Gregory of Nazianzus on the Deity of the Holy Spirit

As I mentioned in my last post, Gregory of Nazianzus (ca. 329-390) spent his life standing against the fierce tide of Arianism that threatened to destroy the church. The main issue for which he, and others, contended was the unified but dual nature of Christ, that is, that Jesus is fully God and fully man. A less prominent but related issue, was the deity of the Holy Spirit. If those standing for biblical truth had to argue for what is plain on the pages of Scripture, so did they have to argue for that which is also plain but somewhat less obvious.

In a sermon entitled, “The Third Theological Oration—On the Son,” Gregory argued for the divinity of the Holy Spirit and then summed up his remarks with these insightful and inspiring remarks.
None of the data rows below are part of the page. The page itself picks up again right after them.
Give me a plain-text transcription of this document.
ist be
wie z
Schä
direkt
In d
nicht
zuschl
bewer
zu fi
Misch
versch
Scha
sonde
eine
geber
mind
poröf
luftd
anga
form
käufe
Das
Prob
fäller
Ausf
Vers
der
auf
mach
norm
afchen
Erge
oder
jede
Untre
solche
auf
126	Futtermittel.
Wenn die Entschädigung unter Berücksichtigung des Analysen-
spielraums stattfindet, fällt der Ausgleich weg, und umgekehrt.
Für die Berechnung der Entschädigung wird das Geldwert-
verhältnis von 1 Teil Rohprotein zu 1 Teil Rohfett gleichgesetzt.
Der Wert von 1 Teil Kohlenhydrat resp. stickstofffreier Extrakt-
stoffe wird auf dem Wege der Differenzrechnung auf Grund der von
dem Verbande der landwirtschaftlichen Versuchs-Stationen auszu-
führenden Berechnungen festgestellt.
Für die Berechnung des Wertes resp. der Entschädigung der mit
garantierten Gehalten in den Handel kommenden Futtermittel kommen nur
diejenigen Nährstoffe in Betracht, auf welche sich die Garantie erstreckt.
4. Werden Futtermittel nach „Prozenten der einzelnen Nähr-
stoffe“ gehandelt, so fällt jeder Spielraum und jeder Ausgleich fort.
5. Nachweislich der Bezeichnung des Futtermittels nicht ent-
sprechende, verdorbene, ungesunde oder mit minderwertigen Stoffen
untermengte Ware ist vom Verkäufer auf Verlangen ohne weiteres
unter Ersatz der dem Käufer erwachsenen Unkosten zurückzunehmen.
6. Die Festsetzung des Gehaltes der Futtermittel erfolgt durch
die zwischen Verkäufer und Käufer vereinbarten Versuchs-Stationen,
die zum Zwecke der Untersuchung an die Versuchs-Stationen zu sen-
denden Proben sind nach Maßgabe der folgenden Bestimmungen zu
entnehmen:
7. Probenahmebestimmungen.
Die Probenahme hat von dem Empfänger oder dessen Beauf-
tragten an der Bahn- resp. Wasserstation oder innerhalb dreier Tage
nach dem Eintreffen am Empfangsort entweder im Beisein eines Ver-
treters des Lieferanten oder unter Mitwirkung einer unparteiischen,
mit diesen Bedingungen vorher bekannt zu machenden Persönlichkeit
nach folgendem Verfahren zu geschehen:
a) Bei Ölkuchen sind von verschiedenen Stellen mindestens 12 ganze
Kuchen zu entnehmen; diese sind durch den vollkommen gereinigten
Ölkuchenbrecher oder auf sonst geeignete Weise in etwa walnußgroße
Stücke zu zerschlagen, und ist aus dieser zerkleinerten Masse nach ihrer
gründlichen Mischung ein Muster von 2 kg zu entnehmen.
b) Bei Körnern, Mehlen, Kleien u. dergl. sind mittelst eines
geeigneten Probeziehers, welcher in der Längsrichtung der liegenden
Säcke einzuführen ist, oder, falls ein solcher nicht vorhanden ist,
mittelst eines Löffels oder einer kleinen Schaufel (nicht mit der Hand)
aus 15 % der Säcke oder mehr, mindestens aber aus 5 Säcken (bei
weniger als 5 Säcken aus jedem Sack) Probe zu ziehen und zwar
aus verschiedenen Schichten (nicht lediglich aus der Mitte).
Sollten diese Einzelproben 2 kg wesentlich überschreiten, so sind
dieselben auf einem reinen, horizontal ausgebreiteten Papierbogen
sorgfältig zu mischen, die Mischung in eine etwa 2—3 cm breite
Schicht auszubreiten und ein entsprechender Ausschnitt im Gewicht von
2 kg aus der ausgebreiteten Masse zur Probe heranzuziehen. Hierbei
I encourage you to read his words prayerfully and carefully, and to meditate on the reality of who the Holy Spirit is.

“This, then, is my position with regard to these things, and I hope it may be always my position, and that of whoever is dear to me; to worship God the Father, God the Son, and God the Holy Ghost, these persons, one Godhead, undivided in honor and glory and substance and kingdom. For if He [the Holy Spirit] is not to be worshiped, how can he deify me by baptism? [See 2 Peter 1:4.] But if he is to be worshiped, surely he is an object of adoration, and, if an object of adoration, he must be God; the one is linked to the other, a truly golden and saving chain. And indeed from the Spirit comes our new birth, and from the new birth our new creation, and from the new creation our deeper knowledge of the dignity of Him from whom it is derived” (quoted from Christopher A. Hall, Reading Scripture with the Church Fathers [IVP Press: 1998, 76]).